Voters say the near 700,000 residents of Washington, D.C. suffer from a peculiar though distinctly American form of political repression: they are taxed without representation in the U.S. Congress. A lawsuit filed on Monday morning aims to change all that.
The lawsuit alleges three constitutional violations: (1) denial of Equal Protection guaranteed by the Fourteenth Amendment; (2) denial of Due Process guaranteed by the Fifth and Fourteenth Amendments; and (3) infringement of the Right to Association guaranteed by the First Amendment.
The 10 named plaintiffs live in various wards throughout the District of Columbia. Through the lawsuit they intend to represent the “more than 690,000 United States citizens who are also residents” of the district who are currently disenfranchised. According to the filing, “Plaintiffs are united in their desire to secure and exercise their fundamental right as citizens of this country: the right to fully participate in the electoral franchise and secure voting representation in Congress.”
Washington, D.C. currently has one elected “delegate” who serves in the U.S. House of Representatives. This delegate, Eleanor Holmes Norton (D), currently has many of the same powers as all other members of Congress except for one fairly conspicuous one: she does not have the right to vote on legislation on the House floor. Notably, Congress has vacillated between allowing D.C.’s non-voting delegate to vote in exactly one congressional committee–the one which schedules all the House votes that the delegate is never allowed to actually vote on.
Merely allowing D.C. one non-voting delegate, the lawsuit claims, violates the constitutional principle that voting is a “fundamental” right encapsulated by another constitutional principle: “one person, one vote.”
In language redolent of the first American revolutionaries the plaintiffs charge:
[T]he right to voting representation in Congress has been wrongfully denied to the Americans who live in the District of Columbia, the Capital of the Free World, since the federal government officially took control of the District as the country’s national capital…
The lawsuit continues, noting that “Members of Congress have correctly concluded that Congress has the constitutional authority to provide voting representation in Congress to District residents under the ‘District Clause’…of the U.S. Constitution.”
And this denial, the lawsuit points out, is aberrational.
“Notwithstanding that recognition, Congress continues to deny the hundreds of thousands of Americans of voting age in the District their fundamental voting rights,” the filing notes. “[I]t continues to do so despite the fact that other American citizens who live on federal enclaves exercise their right to vote because Congress has taken action that requires States to permit them to vote even though they live on federal land.”

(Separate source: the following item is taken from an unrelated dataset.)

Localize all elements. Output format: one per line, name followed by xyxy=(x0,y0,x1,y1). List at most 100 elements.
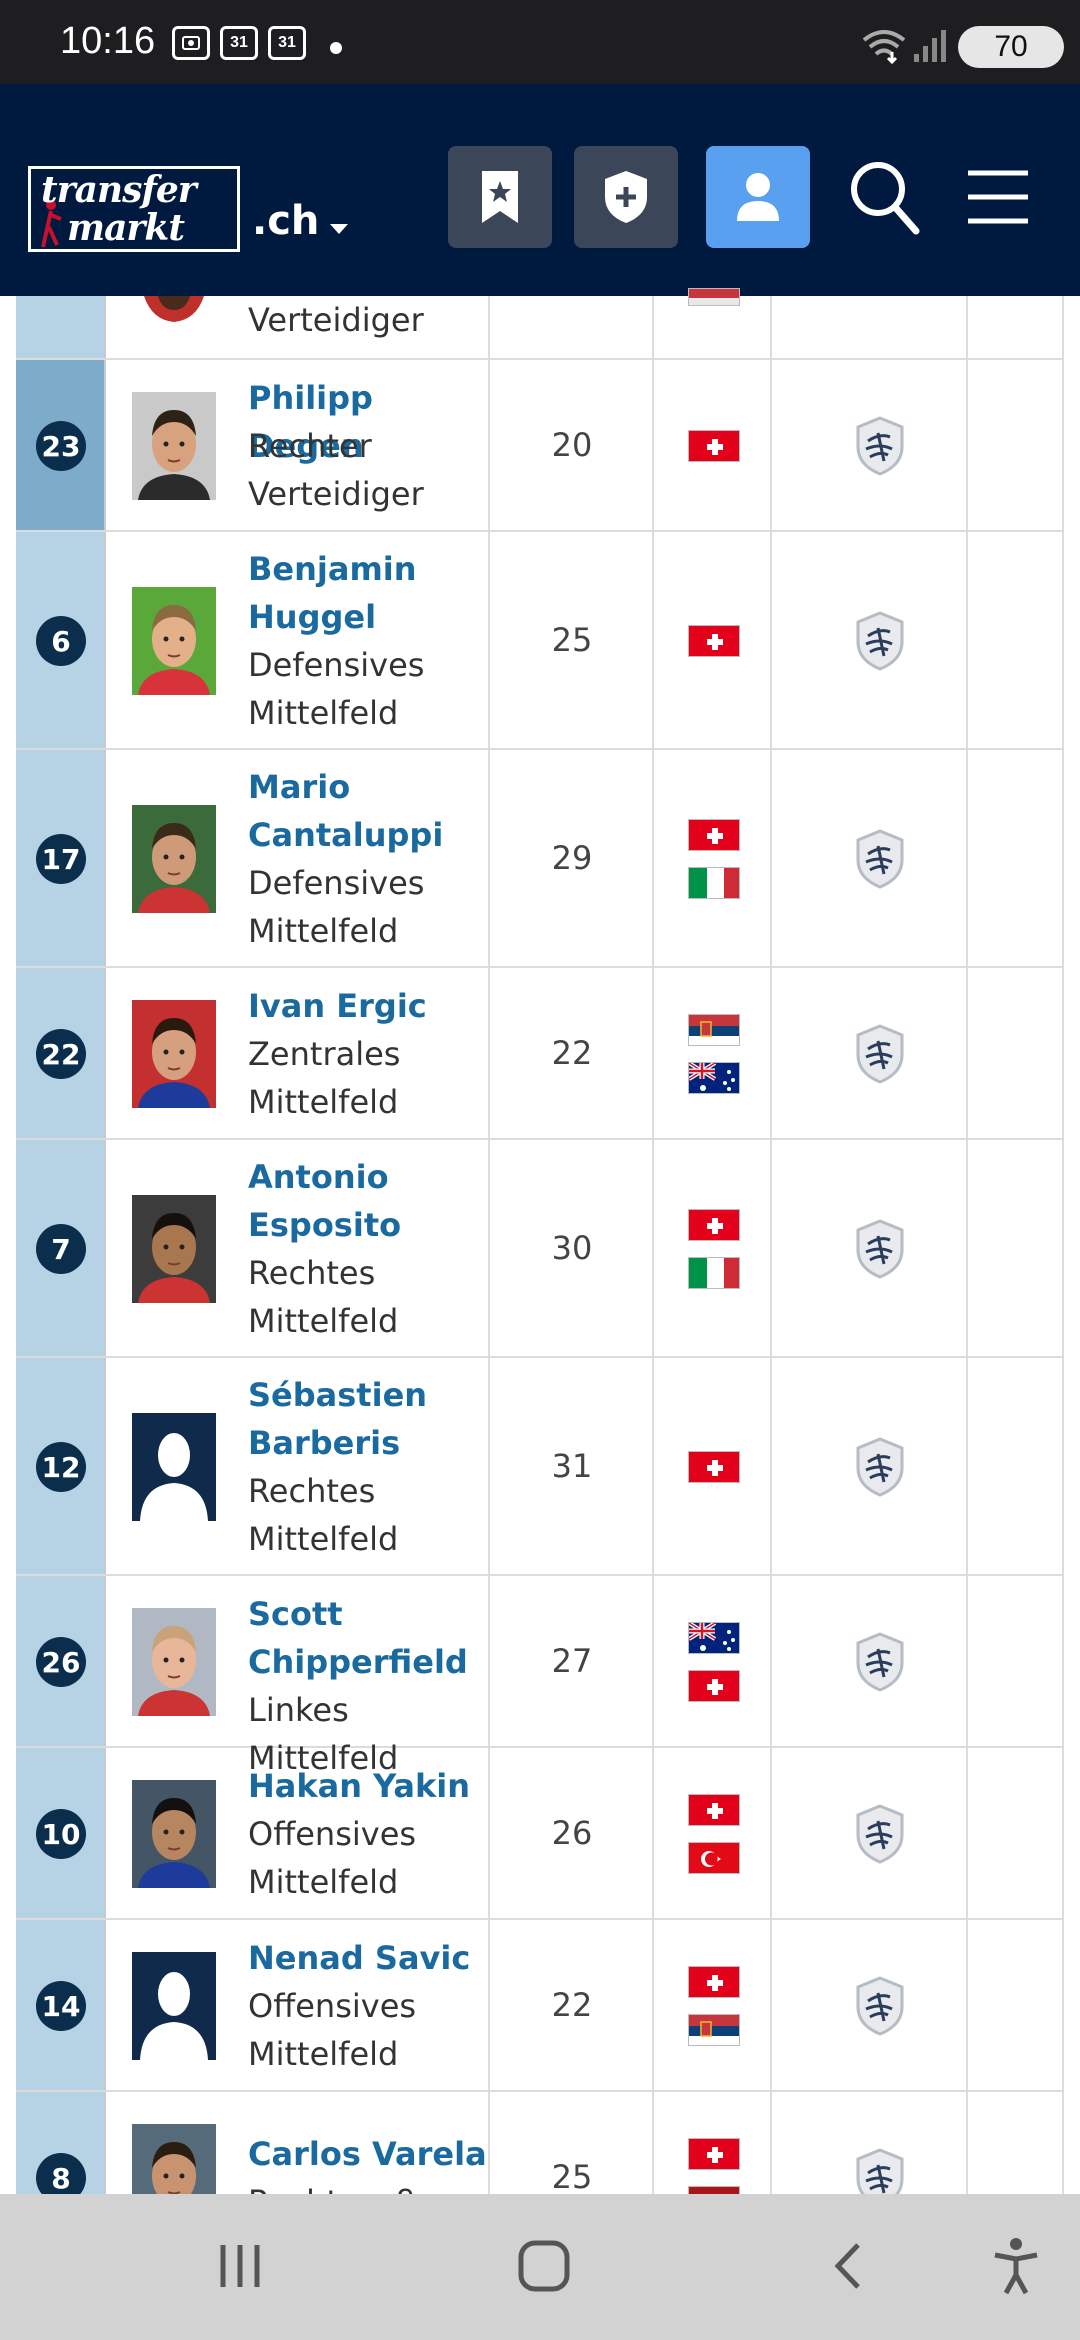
player-photo xyxy=(132,1000,216,1108)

The lawsuit also notes that D.C. residents previously had the right to vote with representation in Congress but that these rights were curtailed by Congress and never restored.
The filing offers a brief history lesson:
Between 1790 and 1800, before the federal government took control of the territory ceded by Maryland and Virginia, Americans who had been citizens of Maryland and Virginia prior to the cession continued to exercise their right to vote for representation in both houses of Congress. In 1793 and 1794, in fact, District resident Uriah Forrest served in Congress with full voting rights. When the United States assumed jurisdiction over the District, District residents lost voting representation in Congress as a result of Congress’s failure to take action.
This loss of representation is laid at the feet of Congress in the filing.
“It was congressional action…not action by the Framers…that effectively deprived District residents of their right to vote for full voting representation in Congress,” the filing alleges. “Although Congress has acknowledged its power under the District Clause to grant back to the District residents the right to full voting representation, Congress has failed to act, and that power has lain dormant since 1800.”
The plaintiffs are requesting various forms of relief including a declaratory judgment be issued that asserts D.C. residents’ right to vote for representation in the U.S. House and Senate. Another request is that D.C.’s non-voting delegate be granted all the “powers and privileges afforded” to other House members.
The lawsuit also demands that Congress be given “a reasonable period of time” to address those requested declaratory judgments in order “to fashion a constitutional remedy” that grants D.C. residents the right to vote for members of the Senate–up to and including making D.C a state of the Union.
In the absence of such action, however, the lawsuit asks for various injunctions against various administration officials and congressional Republicans. These requested injunctions would, among other things, force the powers that be to accept D.C.’s delegate as a full-voting member of the House and force the Senate to accept any theoretical senators chosen by D.C. residents in the future.